Left in the lurch were the Celtics, a once-proud organisation which in its heyday served as the worldwide flagship of the NBA.
After the Celtics lost their 11th of 14 games in Miami on Sunday, the exasperated Pitino remained in Florida and officially resigned the following day. His departure was hardly a shock to anyone paying attention. Two months earlier he had suggested he might step down as coach and collect the $27 million remaining on his 10-year contract by serving out his term as the team's president. From that moment on it was clear that all that remained to be negotiated were the terms of his severance package.
For the better part of 35 years the Celtics were as close to a dynasty as the NBA had and will ever know. From the late 1950s until the almost simultaneous retirements of Larry Bird, Kevin McHale and Robert Parrish left them in total disarray, the team won 15 world championships, and had come to regard play-off participation as a virtual birthright.

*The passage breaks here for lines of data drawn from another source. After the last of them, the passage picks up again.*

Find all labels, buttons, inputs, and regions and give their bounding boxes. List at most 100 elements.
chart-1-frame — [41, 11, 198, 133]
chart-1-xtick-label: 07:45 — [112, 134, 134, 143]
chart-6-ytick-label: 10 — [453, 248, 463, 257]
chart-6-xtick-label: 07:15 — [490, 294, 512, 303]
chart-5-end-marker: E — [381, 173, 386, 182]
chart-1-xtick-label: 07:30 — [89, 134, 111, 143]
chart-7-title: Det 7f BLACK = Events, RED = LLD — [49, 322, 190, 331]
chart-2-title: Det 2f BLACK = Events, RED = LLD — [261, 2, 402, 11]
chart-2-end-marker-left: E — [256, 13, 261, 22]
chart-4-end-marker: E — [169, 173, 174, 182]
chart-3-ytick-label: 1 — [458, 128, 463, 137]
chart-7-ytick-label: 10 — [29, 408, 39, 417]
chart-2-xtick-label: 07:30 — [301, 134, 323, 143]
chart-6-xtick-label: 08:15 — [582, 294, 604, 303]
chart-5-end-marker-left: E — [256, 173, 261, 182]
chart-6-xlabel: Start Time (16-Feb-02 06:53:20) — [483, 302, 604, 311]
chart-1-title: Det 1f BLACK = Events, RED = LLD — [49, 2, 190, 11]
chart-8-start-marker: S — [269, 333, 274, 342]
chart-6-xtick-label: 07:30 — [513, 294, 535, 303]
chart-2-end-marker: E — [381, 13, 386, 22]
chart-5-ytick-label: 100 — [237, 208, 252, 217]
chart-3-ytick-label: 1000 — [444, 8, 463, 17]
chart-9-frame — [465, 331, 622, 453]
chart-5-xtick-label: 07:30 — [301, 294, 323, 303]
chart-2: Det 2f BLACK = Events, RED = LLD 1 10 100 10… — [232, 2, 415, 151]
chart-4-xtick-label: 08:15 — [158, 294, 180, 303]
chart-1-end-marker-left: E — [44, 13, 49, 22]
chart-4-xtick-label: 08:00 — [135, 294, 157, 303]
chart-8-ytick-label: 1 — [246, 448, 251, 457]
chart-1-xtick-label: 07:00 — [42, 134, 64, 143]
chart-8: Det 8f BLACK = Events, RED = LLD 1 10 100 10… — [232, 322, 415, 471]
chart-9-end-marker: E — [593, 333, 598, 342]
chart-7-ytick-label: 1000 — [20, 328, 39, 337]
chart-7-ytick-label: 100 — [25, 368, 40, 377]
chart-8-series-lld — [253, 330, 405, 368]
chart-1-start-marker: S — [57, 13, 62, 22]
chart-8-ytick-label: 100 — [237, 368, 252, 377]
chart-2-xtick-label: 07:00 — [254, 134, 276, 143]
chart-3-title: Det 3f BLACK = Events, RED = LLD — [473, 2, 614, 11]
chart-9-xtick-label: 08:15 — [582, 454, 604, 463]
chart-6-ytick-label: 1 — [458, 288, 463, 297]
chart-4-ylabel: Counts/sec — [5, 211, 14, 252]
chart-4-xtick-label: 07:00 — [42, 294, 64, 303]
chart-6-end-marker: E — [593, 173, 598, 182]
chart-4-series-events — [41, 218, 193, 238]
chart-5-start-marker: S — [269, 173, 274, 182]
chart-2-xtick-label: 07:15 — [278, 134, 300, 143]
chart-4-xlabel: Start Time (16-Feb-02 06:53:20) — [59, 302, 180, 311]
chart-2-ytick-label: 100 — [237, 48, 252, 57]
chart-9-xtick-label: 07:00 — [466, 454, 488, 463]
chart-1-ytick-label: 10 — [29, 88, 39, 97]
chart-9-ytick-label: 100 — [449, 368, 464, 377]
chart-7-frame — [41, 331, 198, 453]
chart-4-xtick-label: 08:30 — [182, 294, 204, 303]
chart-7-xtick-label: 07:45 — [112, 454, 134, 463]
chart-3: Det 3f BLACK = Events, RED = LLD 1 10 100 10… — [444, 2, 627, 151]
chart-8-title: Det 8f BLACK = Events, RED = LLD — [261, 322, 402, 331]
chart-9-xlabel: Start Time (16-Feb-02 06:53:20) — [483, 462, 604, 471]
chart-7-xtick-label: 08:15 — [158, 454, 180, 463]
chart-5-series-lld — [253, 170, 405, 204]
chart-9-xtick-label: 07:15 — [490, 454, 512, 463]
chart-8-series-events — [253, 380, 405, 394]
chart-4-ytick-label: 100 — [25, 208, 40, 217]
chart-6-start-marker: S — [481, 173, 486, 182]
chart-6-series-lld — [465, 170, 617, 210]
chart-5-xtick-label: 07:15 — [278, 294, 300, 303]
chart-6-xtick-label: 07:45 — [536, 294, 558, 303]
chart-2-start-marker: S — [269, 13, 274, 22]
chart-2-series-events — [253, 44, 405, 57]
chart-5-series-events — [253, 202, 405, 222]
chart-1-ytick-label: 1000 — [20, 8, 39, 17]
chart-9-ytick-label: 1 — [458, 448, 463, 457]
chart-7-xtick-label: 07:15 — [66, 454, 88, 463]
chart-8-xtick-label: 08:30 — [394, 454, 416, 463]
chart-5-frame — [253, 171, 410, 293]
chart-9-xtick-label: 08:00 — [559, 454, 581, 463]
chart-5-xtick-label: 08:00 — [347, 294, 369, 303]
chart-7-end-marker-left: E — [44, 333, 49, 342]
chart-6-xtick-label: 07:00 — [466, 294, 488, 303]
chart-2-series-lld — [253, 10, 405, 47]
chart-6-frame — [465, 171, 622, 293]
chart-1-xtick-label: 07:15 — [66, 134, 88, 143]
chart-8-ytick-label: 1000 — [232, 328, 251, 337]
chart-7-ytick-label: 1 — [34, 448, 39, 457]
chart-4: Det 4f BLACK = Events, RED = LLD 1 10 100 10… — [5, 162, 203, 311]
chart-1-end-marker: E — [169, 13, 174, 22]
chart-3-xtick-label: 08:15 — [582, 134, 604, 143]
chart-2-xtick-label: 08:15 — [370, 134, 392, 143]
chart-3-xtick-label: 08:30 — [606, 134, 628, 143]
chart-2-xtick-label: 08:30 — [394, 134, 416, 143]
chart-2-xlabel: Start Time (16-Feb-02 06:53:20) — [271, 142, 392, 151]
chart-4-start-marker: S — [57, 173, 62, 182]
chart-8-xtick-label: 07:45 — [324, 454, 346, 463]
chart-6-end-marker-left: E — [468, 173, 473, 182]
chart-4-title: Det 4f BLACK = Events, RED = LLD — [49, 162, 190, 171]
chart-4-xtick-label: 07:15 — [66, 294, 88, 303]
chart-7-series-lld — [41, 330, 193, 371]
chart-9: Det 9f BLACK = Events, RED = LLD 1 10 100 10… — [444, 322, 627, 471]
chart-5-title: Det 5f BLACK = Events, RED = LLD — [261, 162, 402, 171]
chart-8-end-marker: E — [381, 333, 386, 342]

That the three superstars who had formed the core of the Celtics all more or less got old at the same time was only part of the problem. Basketball is perhaps unique among American team sports in that a successful foray in the college draft can literally turn a team around overnight. The Celtics of the late 1980s had the incredibly bad luck to have two successive Number One draft picks die on them.
One, Maryland's Len Bias, expired from a cocaine overdose the day after he became Boston's property. The other, Northeastern's Reggie Lewis, lived long enough to become the team captain in the post-Bird era, but was cut down in his prime when he was felled by a heart irregularity while playing in an off-season pick-up game in the summer of 1993.
The resultant mess was inherited by M L Carr, a trusted former Boston player. Carr coached the Celtics to a woeful 48-116 record in three seasons at the helm, during which the team never got near the play-offs, before ownership turned to Pitino, the most respected college coach of his generation.
In 1996, Pitino had coached Kentucky to the NCAA championship, and he came within an ace of back-to-back titles when his Wildcats took Arizona into overtime before falling in the 1997 championship game. A month later he signed a 10-year, $50 million contract to become the 13th coach of the Boston Celtics.
There is some irony in the identity of the one-man search committee who undertook that 1997 head-hunting expedition. Arguably the greatest player in franchise history, Larry Bird had been collecting a handsome salary as a team "consultant" until owner Paul Gaston dispatched him on the quest to find a successor to Carr.
Never once does it appear to have crossed Gaston's mind to ask whether Bird himself might have been interested in the job. Neither, admittedly, had it occurred to anyone else around the NBA that Larry Bird might be coaching timber, but he turned out to be damned good at it.
Scant weeks after Pitino signed on with the Celtics, Bird took a similar post with the Indiana Pacers. In three seasons there he reached the play-offs three times and the NBA finals once before lapsing back into retirement.
Once, after he'd been named the NBA Coach of the Year, I asked Bird if he'd ever considered taking the Boston job himself.
"Nobody ever asked me," replied the guy the Celtics sent to hire Rick Pitino.
Pitino had coached once before at the NBA level, achieving moderate success with the New York Knicks before returning to the collegiate ranks. This time he was determined to do it his way, with his own people, and in the end it all came back to haunt him.
No one could say with certainty whether Pitino constantly revised his Master Plan or whether he ever had one to begin with, but the end product is the same. Not only were results never achieved on the court - the Celtics were 102-146 on his watch - but, over a hundred personnel moves later, the team is severely hamstrung by burdensome contracts and, by most estimates, faces a future even gloomier than the one Pitino signed on to save less than four years ago.